Jika JPU profesional, kata Imbon,  patut pula kiranya bila JPU menduga bahwa laporan pelapor bagian dari upaya kriminalisasi agar pelapor dapat berkuasa atas tanah dimana pelapor menyadari baik secara fakta maupun secara adat tanah tersebut belum tentulah miliknya. Ketiga terdakwa sendiri berkeyakinan tanah dimaksud adalah warisan kakeknya. Atas alasan itulah para terdakwa bereaksi saat dilihat pelapor/saksi  telah menyemprotkan rancun rumput pada tanaman jagung miliknya yang ditanam di atas tanah miliknya.

Itu pula sebabnya terdakwa melarang pelapor/saksi menyemprot tetapi tidak dihiraukan sehingga terdakwa berusaha menghentikan aksi pelapor/saksi tersebut. Namun usaha ketiga terdakwa mendapat perlawanan dimana pelapor menyemprotkan racun tersebut ke arah wajah terdakwa Serialam Situmorang dan menghantamkan secara membabibuta gagang semprot ke arah kepala dan wajah serta tubuh Serialam Situmorang. Atas semua perbuatan saksi menghantamankan gagang semprot di bagian badan menyebabkan Serialam Situmorang mendapat luka lembam pada bagian kepala, wajah, mata dan harus dirawat di Puskesmas.

Ketiga terdakwa sesungguhnya bukan tak berkeinginan melaporkan apa yang dialami ke Kepolisian saat itu pula. Namun karena permintaan para tetua adat mengingat pelaku atau pelapor masih keluarga ketiga terdakwa tidak melaporkan perbuatan pelapor/saksi tersebut.

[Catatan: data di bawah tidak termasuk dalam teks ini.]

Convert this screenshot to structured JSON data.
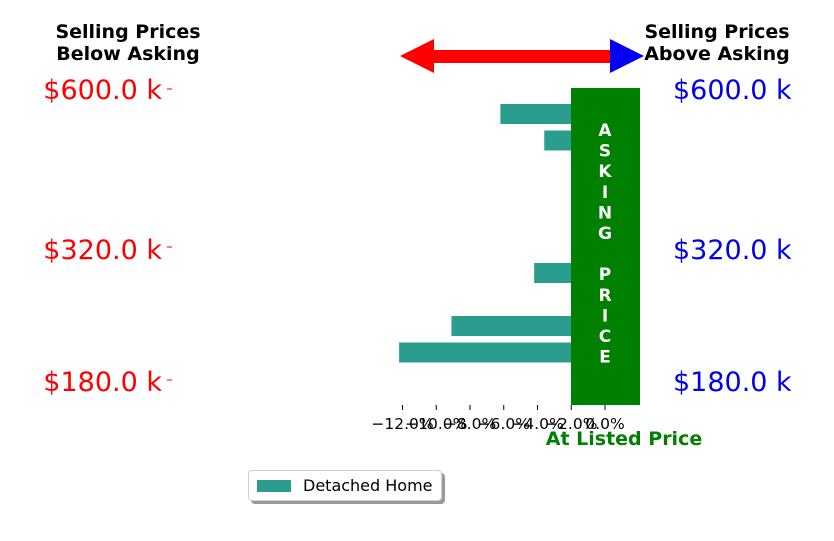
{
  "header": {
    "left_line1": "Selling Prices",
    "left_line2": "Below Asking",
    "right_line1": "Selling Prices",
    "right_line2": "Above Asking"
  },
  "price_labels": [
    "$600.0 k",
    "$320.0 k",
    "$180.0 k"
  ],
  "asking_band": {
    "letters": [
      "A",
      "S",
      "K",
      "I",
      "N",
      "G",
      "",
      "P",
      "R",
      "I",
      "C",
      "E"
    ],
    "caption": "At Listed Price"
  },
  "colors": {
    "bar": "#2a9d8f",
    "band": "#008000",
    "below": "#ff0000",
    "above": "#0000ee",
    "caption": "#008000"
  },
  "chart_data": {
    "type": "bar",
    "orientation": "horizontal",
    "series": [
      {
        "name": "Detached Home",
        "values": [
          -6.2,
          -3.6,
          -1.3,
          -1.6,
          1.2,
          1.2,
          -4.2,
          1.2,
          -9.1,
          -12.2
        ]
      }
    ],
    "xlim": [
      -13.0,
      1.2
    ],
    "xticks": [
      -12,
      -10,
      -8,
      -6,
      -4,
      -2,
      0
    ],
    "xtick_labels": [
      "−12.0%",
      "−10.0%",
      "−8.0%",
      "−6.0%",
      "−4.0%",
      "−2.0%",
      "0.0%"
    ],
    "legend_position": "bottom-left"
  }
}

Atas banyaknya kekurangjelasan bahkan kejanggalan dalam surat dakwaan JPU Aben BM Situmorang tersebut, penasihat hukum Imbon Manik meminta majelis hakim yang memeriksa atau mengadili perkara tersebut agar menerima seluruhnya nota keberatan atau eksepsi yang diajukan. Sebaliknya majelis hakim diminta agar menolak surat dakwaan JPU Aben BM Situmorang yang dibuat tidak sebagaimana diisyaratkan KUHAP.